The room is the bathroom, and Politz – who designs and installs custom bathrooms throughout East Dallas, Lakewood, Lake Highlands and Preston Hollow – isn’t the only one who feels that way.

Bathrooms, traditionally little more than an afterthought, have increasingly become much more than a place to stick a toilet, sink and shower.

Homeowners, whether buying, building or renovating, are increasingly seeing the bathroom as part of the entire house, and configuring it accordingly.

“I think people are more sensitive about the use of space in their homes, and value the space they have much more than they used to,” says Nestor Infanzon, AIA, a White Rock Lake-area architect. “Even if they only have one bathroom, they want to use that space more efficiently and to make it as comfortable as possible.”

And it’s not necessarily expensive to do that. Costs can run as high as $25,000 for a complete redo, say designers and contractors, but generally are less than $10,000 and can sometimes be as little as one-half of that. These changes include:

  • Bigger, roomier showers. Traditionally, showers are three feet wide. Redesigned showers often are four to five feet wide, with a bench – or even two benches, rectangular or triangular – and sometimes a whirlpool in the extra space (although double tubs and shower stalls still get a lot of attention). Politz reports that hand-held nozzles, in addition to overhead nozzles, are becoming more common.
  • User-friendly sinks and cabinets. The traditional mirrored cabinet is gone, replaced by drawers. Pedestal sinks, which remain popular, come in different sizes and often are scaled to fit the size of that bathroom. And if the room and budget are large enough, people are opting for two sinks. Fixtures tend to be of the nickel and antique pewter variety.
  • Stone and stone-like countertops. Forget about white ceramic tile. The gray, marble look is becoming increasingly popular, even when the surface isn’t made of marble. Not only are stone surfaces more affordable than ever, but a host of attractive stone-like surfaces (made from ceramics) are even less expensive.
  • Improved lighting and color schemes. “Since so many people want to make the bathroom more personal, they are much more concerned with light and color,” Infanzon says. “They are looking at both more ergonomically.”

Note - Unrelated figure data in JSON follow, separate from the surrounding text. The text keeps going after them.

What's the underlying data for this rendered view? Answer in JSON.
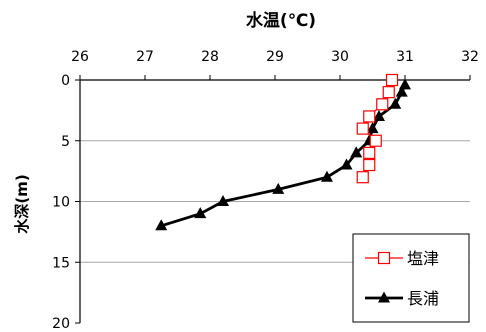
{
  "chart_data": {
    "type": "line",
    "title": "水温(℃)",
    "xlabel": "水温(℃)",
    "ylabel": "水深(m)",
    "xlim": [
      26,
      32
    ],
    "ylim": [
      0,
      20
    ],
    "x_ticks": [
      "26",
      "27",
      "28",
      "29",
      "30",
      "31",
      "32"
    ],
    "y_ticks": [
      "0",
      "5",
      "10",
      "15",
      "20"
    ],
    "x_axis_position": "top",
    "y_inverted": true,
    "grid": "horizontal",
    "legend_position": "bottom-right",
    "series": [
      {
        "name": "塩津",
        "color": "#ff0000",
        "marker": "open-square",
        "points": [
          {
            "x": 30.8,
            "y": 0
          },
          {
            "x": 30.75,
            "y": 1
          },
          {
            "x": 30.65,
            "y": 2
          },
          {
            "x": 30.45,
            "y": 3
          },
          {
            "x": 30.35,
            "y": 4
          },
          {
            "x": 30.55,
            "y": 5
          },
          {
            "x": 30.45,
            "y": 6
          },
          {
            "x": 30.45,
            "y": 7
          },
          {
            "x": 30.35,
            "y": 8
          }
        ]
      },
      {
        "name": "長浦",
        "color": "#000000",
        "marker": "filled-triangle",
        "points": [
          {
            "x": 31.0,
            "y": 0.4
          },
          {
            "x": 30.95,
            "y": 1
          },
          {
            "x": 30.85,
            "y": 2
          },
          {
            "x": 30.6,
            "y": 3
          },
          {
            "x": 30.5,
            "y": 4
          },
          {
            "x": 30.45,
            "y": 5
          },
          {
            "x": 30.25,
            "y": 6
          },
          {
            "x": 30.1,
            "y": 7
          },
          {
            "x": 29.8,
            "y": 8
          },
          {
            "x": 29.05,
            "y": 9
          },
          {
            "x": 28.2,
            "y": 10
          },
          {
            "x": 27.85,
            "y": 11
          },
          {
            "x": 27.25,
            "y": 12
          }
        ]
      }
    ]
  }
}
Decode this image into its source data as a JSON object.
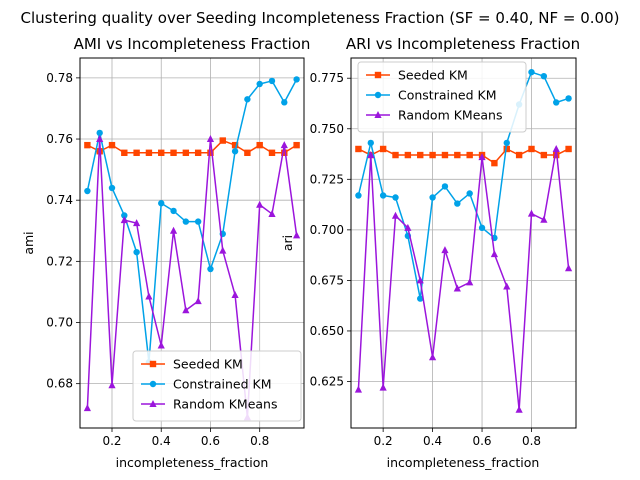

That attitude translates into softer lighting and colors, a more contemporary look instead of the harsh glare and whites common in classic bathroom design. In fact, Infanzon says it’s even possible to light a bathroom for its uses – one approach for the sink, another for the shower.

“What it comes down to in the end, as always,” Infanzon says, “is the individual, the house and the budget. But there are also more opportunities in the bathroom than ever before.”